After 20+ years, enhancing identity still core of Hebrew High

Hebrew High students (L-R) Shane Weinstein, Ariel Nadler and Ben Bressler celebrate Purim 2011 with a hamantashen break. (Courtesy Hebrew High)

Sharon Glassberg was a member of Tucson’s second Hebrew High graduating class in 1980. Thirty years later, as director of the Coalition for Jewish Education at the Jewish Federation of Southern Arizona, she’s the principal of Hebrew High. The evening program’s main goal is still the same, to enhance teens’ Jewish identity by putting them in a Jewish context, says Glassberg, but today “Judaism has to be part of who they are, not separate.” For example, she says, “if they’re musicians they now have a way to express that Jewishly by joining Hebrew High’s Klezmer band.

The Jewish supplement to Tucson’s secular high schools was established in 1979 as a collaboration between Temple Emanu-El and Congregation Anshei Israel. At that time, the Jewish Community Council, the precursor to the Federation, administered Hebrew High.

Sharon Glassberg, current principal, was a member of Hebrew High’s class of 1980. Top row (L-R): Jordan Simon, Leslie Ann Gordon, George Dworin. Middle row: Sandra Brownstein, Marlene Meshel, Glassberg, Anna Vogel. Bottom row: Harry Wolin, Jeff Julius, Marci Shrager, Naomi Lippel; Shifrette Cohen, school director and Stephen Dickstein, board chairman (Arizona Jewish Post archives)

Around 30 teens attended Hebrew High when Glassberg was a student.
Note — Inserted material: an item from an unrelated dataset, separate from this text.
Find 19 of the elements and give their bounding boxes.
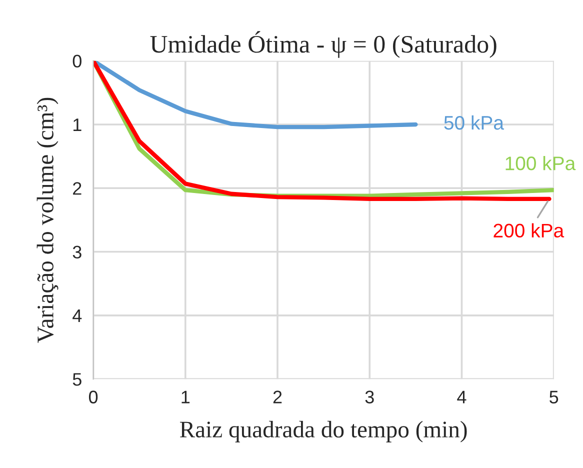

The program’s highest enrollment was 164 students in 2002-03. In addition to the increase in students since 1979, the curriculum has also expanded.

“We give Jewish high school students a place to come and explore various and diverse topics,” says Bryan Davis, Hebrew High program coordinator and youth and Holocaust education coordinator at the Federation. Davis designs Hebrew High’s curriculum and hires teachers. Davis and Glassberg work together to market the classes to Jewish teens, offering interesting ways “to be Jews as individuals and be part of the Tucson Jewish community,” says Davis. “Jewish teens may enter a black hole after B’nai Mitzvah. Maybe in college they rediscover their Judaism. Hebrew High is a community wide program to help keep them connected.”

Teens may attend Hebrew High whether or not they’re affiliated with a Tucson congregation. Beyond involvement in their own congregations, Jewish youth groups or interaction with Jewish friends, notes Davis, teens have the opportunity to engage socially with newfound Jewish peers.

This year, classes will be held on Tuesday evenings from 6 to 9 p.m. at Congregation Anshei Israel, 5550 E. Fifth St. Classes range from the spiritual, such as Jewish meditation taught by Jordan Hill, a storyteller and Tucson Hebrew Academy middle school teacher, to Jewish civics taught by Rabbi Thomas Louchheim of Congregation Or Chadash.

Jewish civics — a class in which teens learn to express themselves as Jewish voters — is a prerequisite for participation in the Panim el Panim program in Washington, D.C., when Hebrew High students get to lobby members of the Arizona Congressional delegation, says Glassberg. This is the second year Louchheim will be teaching the Jewish civics class, which is open to all Hebrew High 10th through 12th graders. “He liked the curriculum so much that it doubles as his confirmation class for Or Chadash,” Glassberg adds. Other congregational confirmation classes are also held at Hebrew High.

“A Commitment to Remember,” which pairs students with Holocaust survivors, will be taught again by Sheila Wilensky, AJP assistant editor and former high school/college teacher, this time as a year-long class. The program “helps students find their place in history so that the legacy of the survivors never disappears,” Glassberg told the AJP.

In other classes, “we also ground them in their own local Jewish history by taking students to the Jewish History Museum every year,” says Glassberg. “We welcome questioning, which we’ve always done as part of our heritage. This year, Rabbi Billy [Lewkowicz] will teach a “Jewgle” [read: Google] class. It’ll be very reminiscent of Talmudic back and forth dynamic discussion.”

The 2012 March of the Living trip that will take place from April 15 to 19 is another opportunity for Hebrew High students, who may submit their applications to Glassberg. The Federation sponsors the trip every other year. Eight to 13 Tucson teens usually participate as part of around 40 from the western region, notes Glassberg, the region’s coordinator. A prerequisite for the trip to Poland and Israel is a second-semester class at Hebrew High called “March of the Living,” taught by Rabbi Stephanie Aaron of Congregation Chaverim.

Registration for this school year’s Hebrew High classes will take place on Tuesday, Aug. 23 at 6 p.m. for new students and from 7 to 8:30 p.m. for returning students in Congregation Anshei Israel’s Cantor Falkow Lounge. Pizza will be served. Placement exams will be given at registration for new Hebrew for credit students.